En clair, l’Ecrivaine rejette l’hypothèse qui tente de faire d’elle, une Spécialiste des questions de sorcellerie. Son roman n’est donc pas un support de cours sur la sorcellerie.
C’est vrai qu’en lisant le titre, on ne peut s’imaginer qu’il y est question de la sorcellerie. Mais quand on dévore les 154 pages de l’ouvrage, on se retrouve bien ‘’outillé’’ sur ce sujet.

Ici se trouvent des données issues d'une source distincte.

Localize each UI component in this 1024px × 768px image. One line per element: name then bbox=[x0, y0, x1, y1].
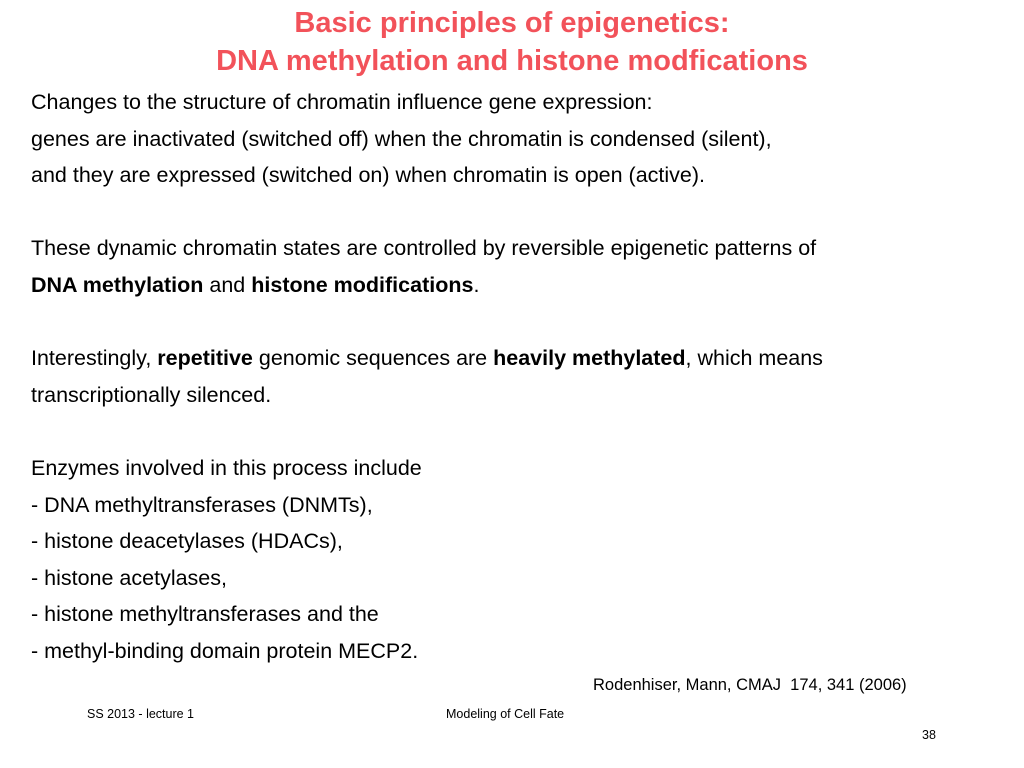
bold-histone-modifications: histone modifications bbox=[251, 272, 474, 297]
title-line-2: DNA methylation and histone modfications bbox=[216, 45, 808, 77]
paragraph-gap bbox=[31, 304, 1001, 341]
paragraph-gap bbox=[31, 413, 1001, 450]
para3-line1 bbox=[31, 340, 1001, 377]
para2-line2 bbox=[31, 267, 1001, 304]
footer-lecture-label: SS 2013 - lecture 1 bbox=[87, 707, 195, 721]
paragraph-gap bbox=[31, 194, 1001, 231]
title-line-1: Basic principles of epigenetics: bbox=[294, 7, 730, 39]
bold-dna-methylation: DNA methylation bbox=[31, 272, 204, 297]
para2-end-text: . bbox=[473, 272, 480, 297]
enzyme-list-item: - histone deacetylases (HDACs), bbox=[31, 529, 343, 554]
para1-line3: and they are expressed (switched on) when chromatin is open (active). bbox=[31, 163, 706, 188]
para3-end-text: , which means bbox=[685, 346, 823, 371]
para1-line1: Changes to the structure of chromatin influence gene expression: bbox=[31, 90, 653, 114]
para3-start-text: Interestingly, bbox=[31, 346, 158, 371]
para3-line2: transcriptionally silenced. bbox=[31, 382, 272, 407]
citation-reference: Rodenhiser, Mann, CMAJ 174, 341 (2006) bbox=[593, 676, 907, 694]
enzyme-list-item: - histone methyltransferases and the bbox=[31, 602, 379, 627]
bold-heavily-methylated: heavily methylated bbox=[493, 346, 686, 371]
para1-line2: genes are inactivated (switched off) when the chromatin is condensed (silent), bbox=[31, 126, 772, 151]
enzymes-intro: Enzymes involved in this process include bbox=[31, 455, 422, 480]
para2-mid-text: and bbox=[203, 272, 252, 297]
slide-title bbox=[0, 4, 1024, 80]
page-number: 38 bbox=[922, 728, 936, 742]
enzyme-list-item: - DNA methyltransferases (DNMTs), bbox=[31, 492, 373, 517]
enzyme-list-item: - methyl-binding domain protein MECP2. bbox=[31, 638, 419, 663]
para3-mid-text: genomic sequences are bbox=[252, 346, 494, 371]
slide-body bbox=[31, 84, 1001, 670]
bold-repetitive: repetitive bbox=[157, 346, 253, 371]
enzyme-list-item: - histone acetylases, bbox=[31, 565, 227, 590]
footer-course-title: Modeling of Cell Fate bbox=[446, 707, 565, 721]
para2-line1: These dynamic chromatin states are controlled by reversible epigenetic patterns of bbox=[31, 236, 817, 261]
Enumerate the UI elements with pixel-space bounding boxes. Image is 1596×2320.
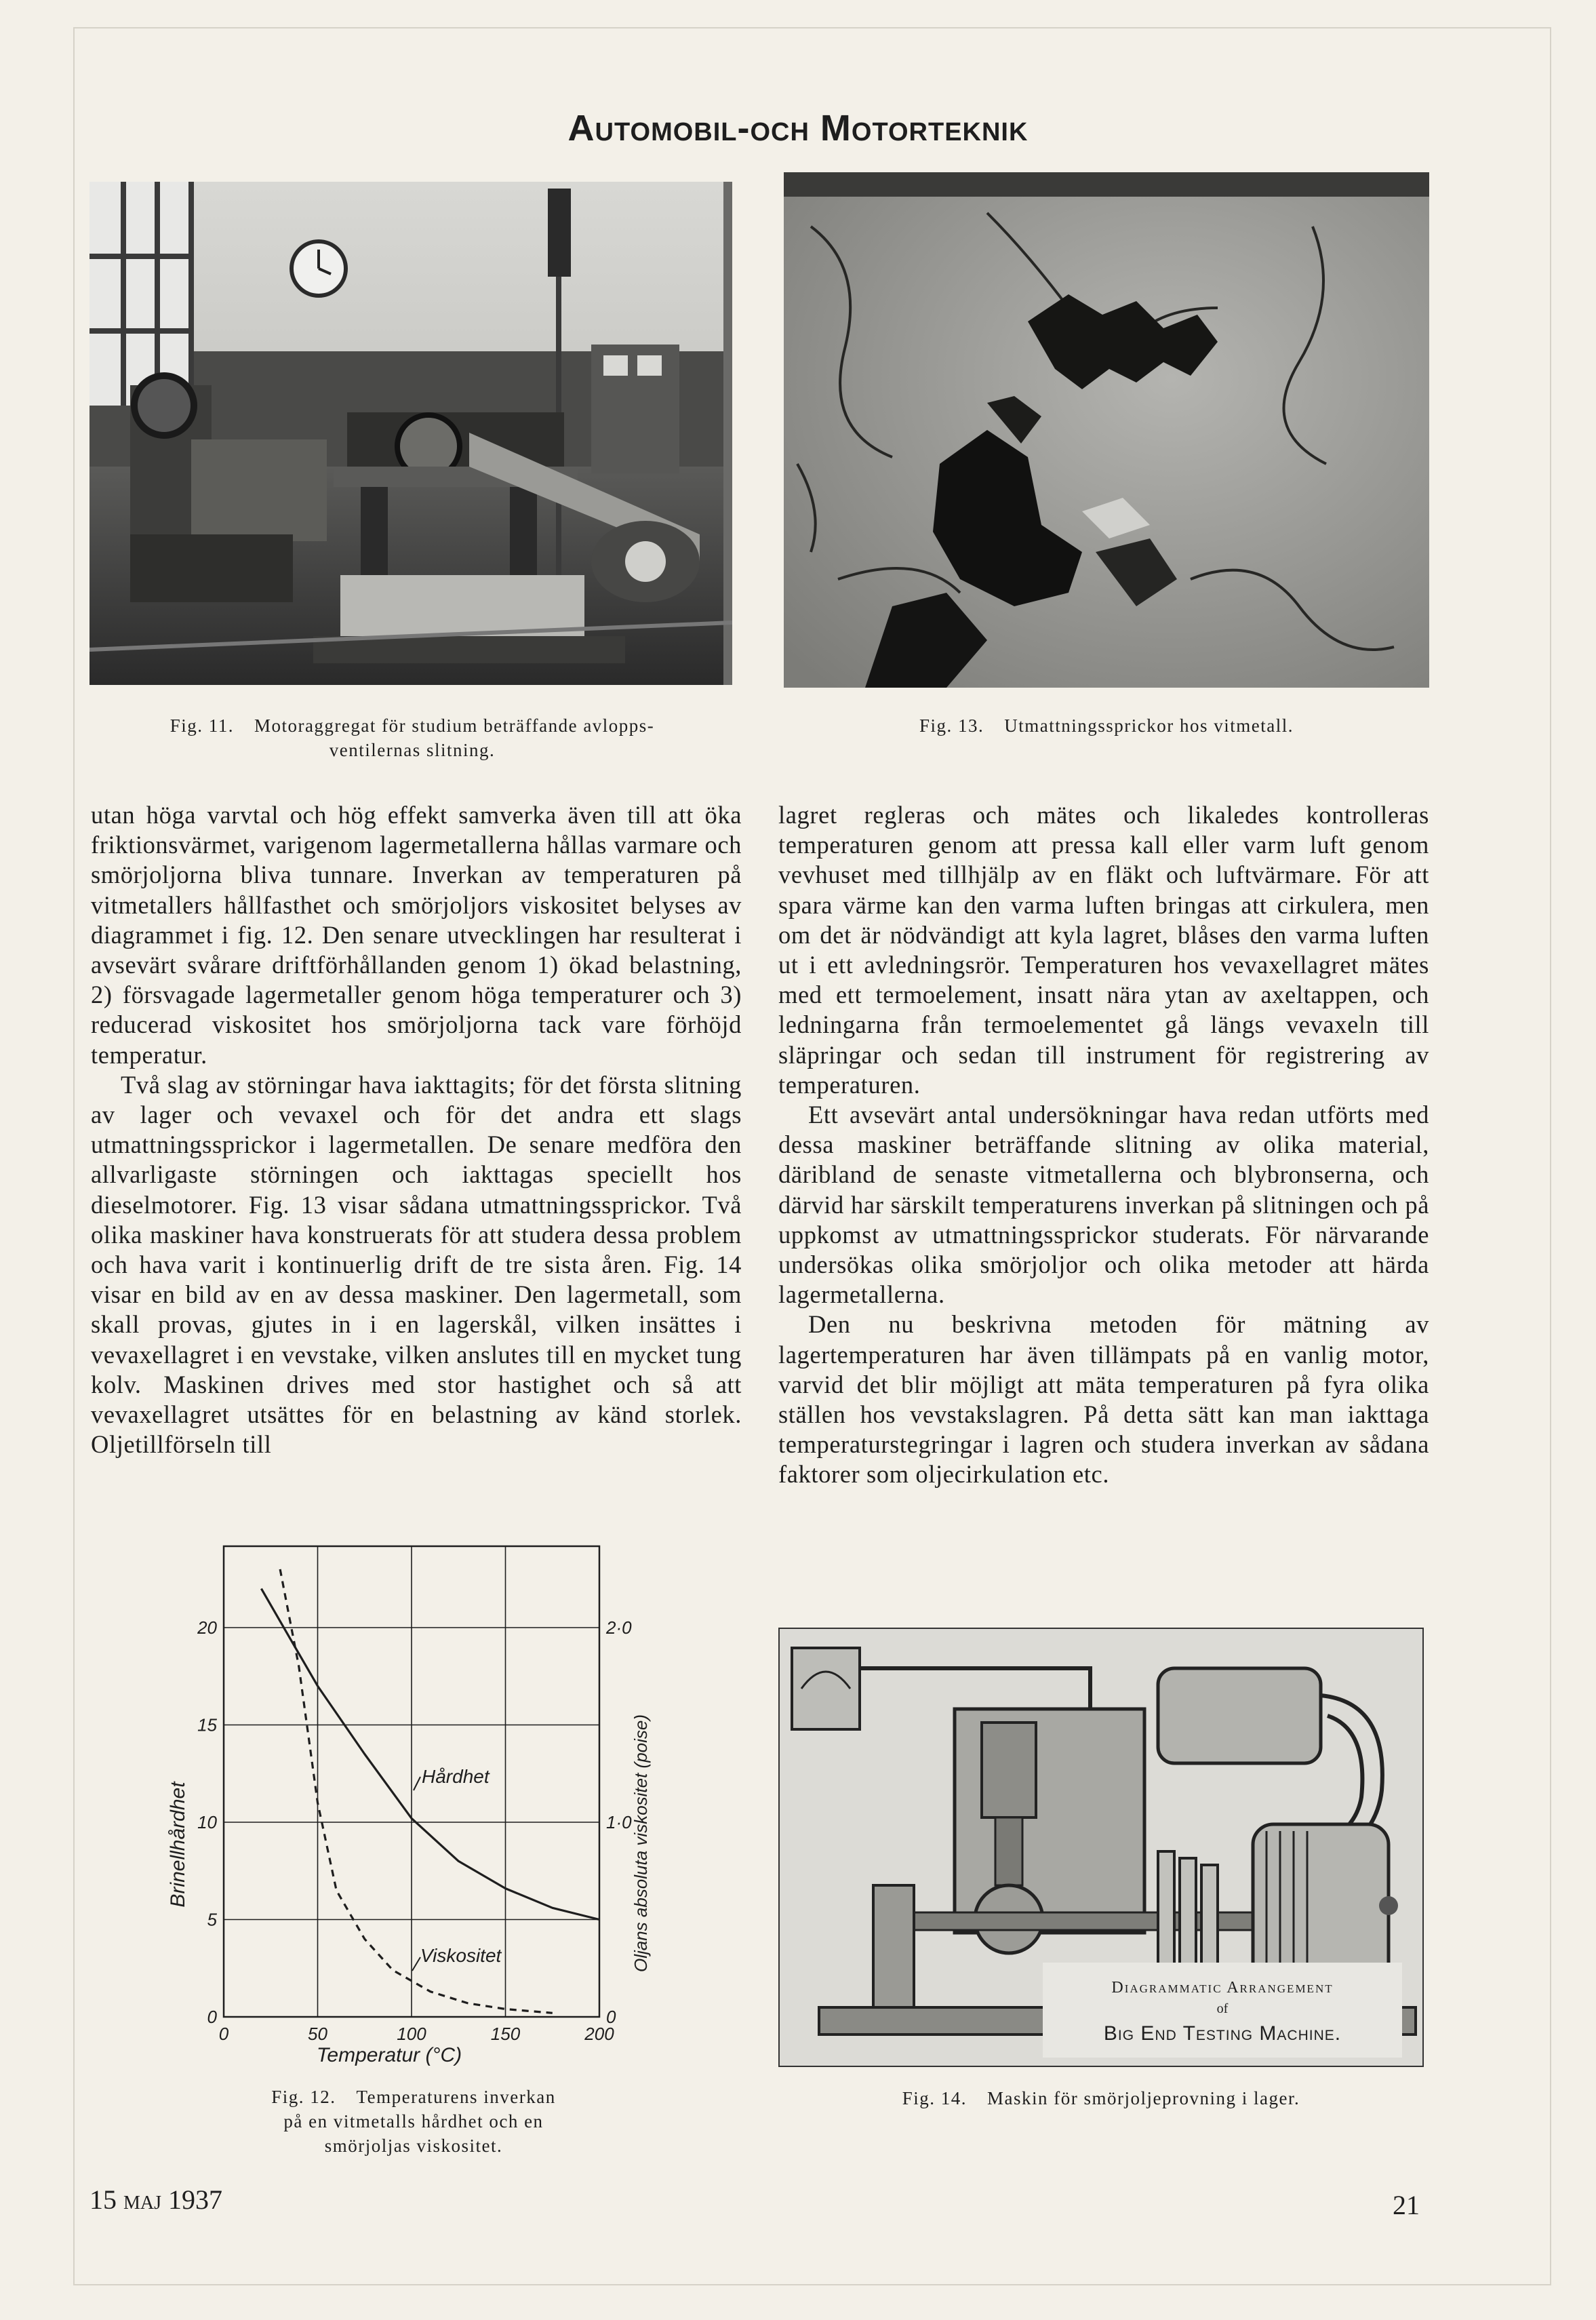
x-axis-label: Temperatur (°C): [316, 2044, 462, 2066]
chart-ticks: [197, 1617, 632, 2044]
y-right-tick-label: 2·0: [606, 1617, 632, 1638]
body-left-column: [91, 800, 742, 1459]
fig14-caption-text: Maskin för smörjoljeprovning i lager.: [987, 2088, 1300, 2108]
y-left-tick-label: 15: [197, 1714, 217, 1735]
fig14-diagram: [778, 1628, 1424, 2067]
fig12-caption-line2: på en vitmetalls hårdhet och en: [283, 2111, 544, 2131]
series-label-hardhet-leader: [414, 1777, 420, 1790]
fig13-caption: [784, 713, 1429, 738]
x-tick-label: 200: [584, 2024, 614, 2044]
fig12-caption: [210, 2085, 617, 2158]
y-left-tick-label: 20: [197, 1617, 217, 1638]
fig13-number: Fig. 13.: [919, 715, 984, 736]
fig14-inset-line1: Diagrammatic Arrangement: [1111, 1979, 1334, 1997]
x-tick-label: 50: [308, 2024, 327, 2044]
series-line-viskositet: [280, 1569, 553, 2013]
fig12-caption-line3: smörjoljas viskositet.: [324, 2136, 503, 2156]
y-left-tick-label: 0: [207, 2007, 217, 2027]
y-right-tick-label: 1·0: [606, 1812, 632, 1832]
x-tick-label: 150: [490, 2024, 521, 2044]
y-axis-label-left: Brinellhårdhet: [167, 1782, 189, 1908]
body-left-paragraph-2: Två slag av störningar hava iakttagits; för det första slitning av lager och vevaxel och för det andra ett slags utmattningssprickor i lagermetallen. De senare medföra den allvarligaste störningen och iakttagas speciellt hos dieselmotorer. Fig. 13 visar sådana utmattningssprickor. Två olika maskiner hava konstruerats för att studera dessa problem och hava varit i kontinuerlig drift de tre sista åren. Fig. 14 visar en bild av en av dessa maskiner. Den lagermetall, som skall provas, gjutes in i en lagerskål, vilken insättes i vevaxellagret i en vevstake, vilken anslutes till en mycket tung kolv. Maskinen drives med stor hastighet och så att vevaxellagret utsättes för en belastning av känd storlek. Oljetillförseln till: [91, 1070, 742, 1459]
fig11-caption-line1: Motoraggregat för studium beträffande avlopps-: [254, 715, 655, 736]
footer-date: 15 maj 1937: [89, 2184, 223, 2215]
fig12-number: Fig. 12.: [271, 2087, 336, 2107]
page-title: Automobil-och Motorteknik: [567, 108, 1029, 149]
page-number: 21: [1393, 2190, 1420, 2220]
series-label-viskositet: Viskositet: [420, 1945, 502, 1966]
fig14-caption: [778, 2086, 1424, 2110]
fig13-caption-text: Utmattningssprickor hos vitmetall.: [1004, 715, 1294, 736]
body-right-paragraph-1: lagret regleras och mätes och likaledes kontrolleras temperaturen genom att pressa kall eller varm luft genom vevhuset med tillhjälp av en fläkt och luftvärmare. För att spara värme kan den varma luften bringas att cirkulera, men om det är nödvändigt att kyla lagret, blåses den varma luften ut i ett avledningsrör. Temperaturen hos vevaxellagret mätes med ett termoelement, insatt nära ytan av axeltappen, och ledningarna från termoelementet gå längs vevaxeln till släpringar och sedan till instrument för registrering av temperaturen.: [778, 801, 1429, 1099]
body-right-column: [778, 800, 1429, 1490]
fig12-caption-line1: Temperaturens inverkan: [356, 2087, 556, 2107]
x-tick-label: 0: [218, 2024, 229, 2044]
y-right-tick-label: 0: [606, 2007, 616, 2027]
body-left-paragraph-1: utan höga varvtal och hög effekt samverka även till att öka friktionsvärmet, varigenom lagermetallerna hållas varmare och smörjoljorna bliva tunnare. Inverkan av temperaturen på vitmetallers hållfasthet och smörjoljors viskositet belyses av diagrammet i fig. 12. Den senare utvecklingen har resulterat i avsevärt svårare driftförhållanden genom 1) ökad belastning, 2) försvagade lagermetaller genom höga temperaturer och 3) reducerad viskositet hos smörjoljorna tack vare förhöjd temperatur.: [91, 801, 742, 1069]
fig11-caption-line2: ventilernas slitning.: [329, 740, 496, 760]
fig14-number: Fig. 14.: [902, 2088, 967, 2108]
fig14-inset-line2: of: [1216, 2001, 1229, 2016]
fig14-inset-line3: Big End Testing Machine.: [1103, 2022, 1342, 2045]
series-label-viskositet-leader: [412, 1957, 420, 1971]
body-right-paragraph-3: Den nu beskrivna metoden för mätning av lagertemperaturen har även tillämpats på en vanlig motor, varvid det blir möjligt att mäta temperaturen på fyra olika ställen hos vevstakslagren. På detta sätt kan man iakttaga temperaturstegringar i lagren och studera inverkan av sådana faktorer som oljecirkulation etc.: [778, 1310, 1429, 1489]
series-label-hardhet: Hårdhet: [422, 1766, 490, 1787]
fig12-chart: [122, 1519, 732, 2102]
y-left-tick-label: 5: [207, 1909, 217, 1930]
fig11-number: Fig. 11.: [169, 715, 234, 736]
chart-grid: [224, 1546, 599, 2017]
y-axis-label-right: Oljans absoluta viskositet (poise): [631, 1714, 651, 1973]
fig11-photo: [89, 182, 732, 685]
x-tick-label: 100: [397, 2024, 426, 2044]
body-right-paragraph-2: Ett avsevärt antal undersökningar hava redan utförts med dessa maskiner beträffande slitning av olika material, däribland de senaste vitmetallerna och blybronserna, och därvid har särskilt temperaturens inverkan på slitningen och på uppkomst av utmattningssprickor studerats. För närvarande undersökas olika smörjoljor och olika metoder att härda lagermetallerna.: [778, 1101, 1429, 1309]
fig11-caption: [87, 713, 738, 762]
fig13-photo: [784, 172, 1429, 688]
y-left-tick-label: 10: [197, 1812, 217, 1832]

Trois passages qui l’illustrent
« La sorcellerie est une manière lâche et secrète de nuire à son prochain ou de le tuer en toute impunité ».
page 13
« C’est un virus qui tue plus que le sida, mais dont nul Chercheur ne se préoccupe, dans aucun laboratoire »
page 13
« Ancêtre du réseau internet, la sorcellerie tisse une toile cabalistique dont elle couvre la planète entière. Elle peut frapper n’importe qui, n’importe où, et quand bon lui semble, par un système de réseau ».
page 23
Réaliste, cet ouvrage révèle comment les sorciers arrivent à dominer ‘’l’univers’’ ; comment ils parviennent à briser le tissu social, comment ils anéantissent et sacrifient leurs victimes. C’est de la magie noire ; une science redoutable, soutient la romancière béninoise.
Ainsi, s’oppose – t – elle à l’Historien français Jean Palou (1617 – 1967) qui, dans son Introduction du Que sais – je ? consacrée à la sorcellerie a essayé de relativiser le débat sur ce sujet.
« la Sorcellerie, différente de la Magie en ce qu’elle n’est pas une science et par cela même n’affectant que les mentalités primitives », écrit – il. Selon l’auteur français, elle « n’est qu’un mot dans la bouche des hommes, celui dont on pare l’ennemi spirituel ou l’ennemi tout court. Sorciers ou Sorcières ne sont que les victimes désignées de l’adversité sociale ». Reflet des mœurs, poursuit – il, « la Sorcellerie est l’aspect le plus poussé des craintes et des haines. L’Homme tremblant devant les forces naturelles essaie de les dominer et de se les asservir. Il conjure le Mal. Au besoin il s’en servira à l’égard de son prochain, par haine ou… par amour. Ainsi naît le complexe du sorcier ».